BECKLEY, W.Va. — The West Virginia Board of Education released the first rankings of a new School Accountability System Wednesday, but concern about the validity of any A-F system began much earlier.

Many teachers and administrators have opposed the system.

One criticism is, because it has a strong emphasis on standarized test scores, schools in high poverty areas are more likely to receive a lower ranking.

West Virginia Education Association President Dale Lee said research shows 70 percent of student test performance is based on out-of-school causes like living with chronic stress, hunger and a sense of hopelessness that children who live in financially unstable households often report feeling.
“The school letter grade is a means of narrowly defining schools’ success chiefly based upon student standardized test scores in select subjects,” Lee said. “Our schools have too many variables, too many moving parts, too many different components that make up what happens each day in our public schools.”

For elementary and middle school students, 1,000 out of a possible 1,200 points in West Virginia’s A-F system are earned based on proficiency and improvement in math and English Language Arts scores. For high schoolers, 1,100 out of 1,500 possible points are rooted in the General Summative Assessment.

High schools must have 819 points or more to receive an A, middle schools must score greater than 690 and elementary schools must score 813 to attain the highest grade.

How poverty might affect testing and, subsequently, the A-F accountability score is hard to determine in a state where 74 percent of students in 2015-16, according to Department of Education enrollement data, were classified as low socioeconomic status.

Fourteen of the 15 schools that received an F ranking in West Virginia have 100 percent of student enrollment classified as having a low socioeconomic status.

Riverside High in Kanawha County has 54 percent of students classified as low socioeconomic status, but it is also the only school in the state to receive an F ranking because 90 percent or more of students did not take the standardized test.

Nicholas County’s Mt. Nebo Elementary is the only school in the region to receive an A and has a low socioeconomic status enrollment of 67 percent. Also in Nicholas, Dixie Elementary received an F ranking and has a 100 percent low socioeconomic status.

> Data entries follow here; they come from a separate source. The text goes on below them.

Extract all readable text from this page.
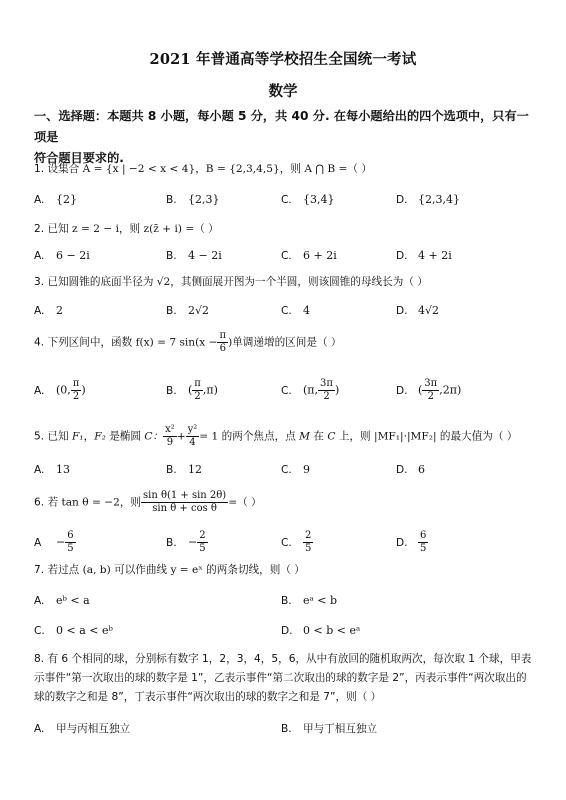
2021 年普通高等学校招生全国统一考试
数学
一、选择题：本题共 8 小题，每小题 5 分，共 40 分. 在每小题给出的四个选项中，只有一项是
符合题目要求的.
1. 设集合 A = {x | −2 < x < 4}，B = {2,3,4,5}，则 A ⋂ B =（ ）
A. {2}	B. {2,3}	C. {3,4}	D. {2,3,4}
2. 已知 z = 2 − i，则 z(z̄ + i) =（ ）
A. 6 − 2i	B. 4 − 2i	C. 6 + 2i	D. 4 + 2i
3. 已知圆锥的底面半径为 √2，其侧面展开图为一个半圆，则该圆锥的母线长为（ ）
A. 2	B. 2√2	C. 4	D. 4√2
4. 下列区间中，函数 f(x) = 7 $\sin(x - \frac{\pi}{6}$ )单调递增的区间是（ ）
A. (0, $\frac{\pi}{2}$ )	B. ( $\frac{\pi}{2} ,\pi$)	C. (π, $\frac{3\pi}{2}$ )	D. ( $\frac{3\pi}{2} ,2\pi$)
5. 已知 F₁，F₂ 是椭圆 C： $\frac{\text{x²}}{9} + \frac{\text{y²}}{4} = 1$ 的两个焦点，点 M 在 C 上，则 |MF₁|·|MF₂| 的最大值为（ ）
A. 13	B. 12	C. 9	D. 6
6. 若 tan θ = −2，则 $\frac{\text{sin θ(1 + sin 2θ)}}{\text{sin θ + cos θ}}$ =（ ）
$A - \frac{6}{5}$	B. − $\frac{2}{5}$	C. $\frac{2}{5}$	D. $\frac{6}{5}$
7. 若过点 (a, b) 可以作曲线 y = eˣ 的两条切线，则（ ）
A. eᵇ < a	B. eᵃ < b
C. 0 < a < eᵇ	D. 0 < b < eᵃ
8. 有 6 个相同的球，分别标有数字 1，2，3，4，5，6，从中有放回的随机取两次，每次取 1 个球，甲表示事件“第一次取出的球的数字是 1”，乙表示事件“第二次取出的球的数字是 2”，丙表示事件“两次取出的球的数字之和是 8”，丁表示事件“两次取出的球的数字之和是 7”，则（ ）
A. 甲与丙相互独立	B. 甲与丁相互独立
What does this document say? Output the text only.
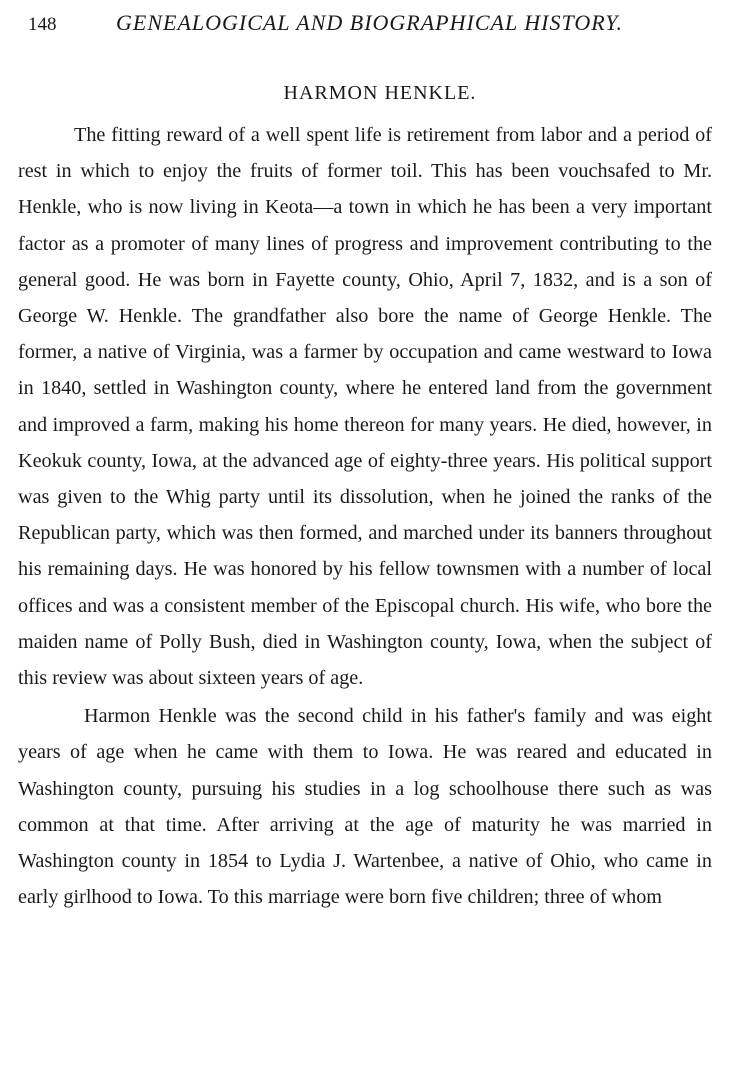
148	GENEALOGICAL AND BIOGRAPHICAL HISTORY.
HARMON HENKLE.

The fitting reward of a well spent life is retirement from labor and a period of rest in which to enjoy the fruits of former toil. This has been vouchsafed to Mr. Henkle, who is now living in Keota—a town in which he has been a very important factor as a promoter of many lines of progress and improvement contributing to the general good. He was born in Fayette county, Ohio, April 7, 1832, and is a son of George W. Henkle. The grandfather also bore the name of George Henkle. The former, a native of Virginia, was a farmer by occupation and came westward to Iowa in 1840, settled in Washington county, where he entered land from the government and improved a farm, making his home thereon for many years. He died, however, in Keokuk county, Iowa, at the advanced age of eighty-three years. His political support was given to the Whig party until its dissolution, when he joined the ranks of the Republican party, which was then formed, and marched under its banners throughout his remaining days. He was honored by his fellow townsmen with a number of local offices and was a consistent member of the Episcopal church. His wife, who bore the maiden name of Polly Bush, died in Washington county, Iowa, when the subject of this review was about sixteen years of age.

Harmon Henkle was the second child in his father's family and was eight years of age when he came with them to Iowa. He was reared and educated in Washington county, pursuing his studies in a log schoolhouse there such as was common at that time. After arriving at the age of maturity he was married in Washington county in 1854 to Lydia J. Wartenbee, a native of Ohio, who came in early girlhood to Iowa. To this marriage were born five children; three of whom
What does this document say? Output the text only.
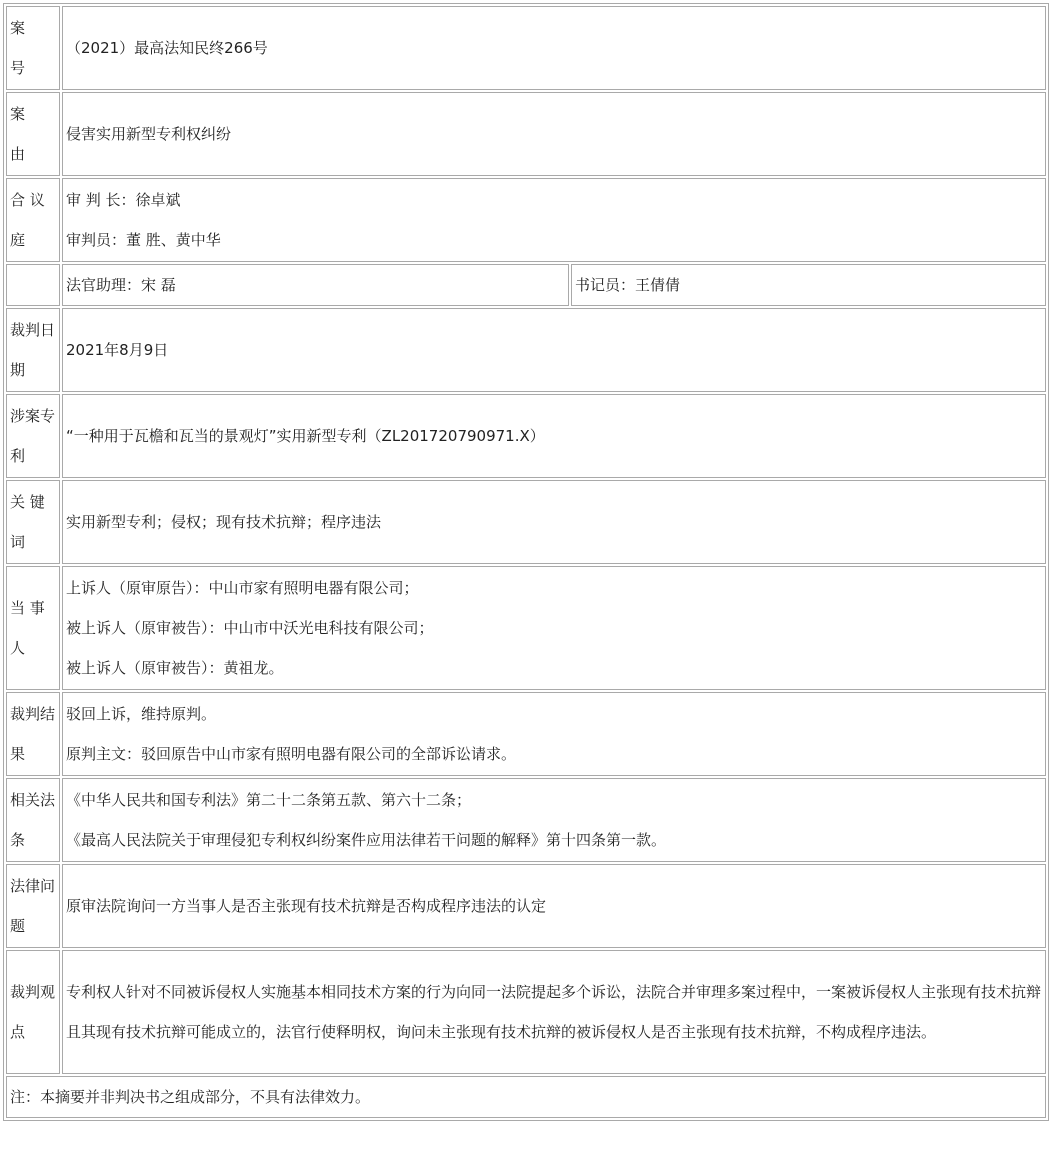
案
号	（2021）最高法知民终266号	

案
由	侵害实用新型专利权纠纷	
合 议 庭	审 判 长：徐卓斌

审判员：董 胜、黄中华	

	法官助理：宋 磊	书记员：王倩倩
裁判日期	2021年8月9日	
涉案专利	“一种用于瓦檐和瓦当的景观灯”实用新型专利（ZL201720790971.X）	
关 键 词	实用新型专利；侵权；现有技术抗辩；程序违法	
当 事 人	上诉人（原审原告）：中山市家有照明电器有限公司；

被上诉人（原审被告）：中山市中沃光电科技有限公司；

被上诉人（原审被告）：黄祖龙。	

裁判结果	驳回上诉，维持原判。

原判主文：驳回原告中山市家有照明电器有限公司的全部诉讼请求。	

相关法条	《中华人民共和国专利法》第二十二条第五款、第六十二条；

《最高人民法院关于审理侵犯专利权纠纷案件应用法律若干问题的解释》第十四条第一款。	

法律问题	原审法院询问一方当事人是否主张现有技术抗辩是否构成程序违法的认定	
裁判观点	专利权人针对不同被诉侵权人实施基本相同技术方案的行为向同一法院提起多个诉讼，法院合并审理多案过程中，一案被诉侵权人主张现有技术抗辩且其现有技术抗辩可能成立的，法官行使释明权，询问未主张现有技术抗辩的被诉侵权人是否主张现有技术抗辩，不构成程序违法。	
注：本摘要并非判决书之组成部分，不具有法律效力。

The county with the most A rankings, Marion County also shows some correlation between poverty and performance. Watson Elementary, with a 100 percent low socioeconomic status, received an F ranking. Fairmont Senior High (45.5 percent of students enrolled are from low socioeconomic backgrounds), East Fairmont High (41 percent), Fairmont Middle (57.5 percent), Pleasant Valley Elementary (36 percent), East Dale Elementary (49.2) and Monongah Middle (65 percent) all received A rankings.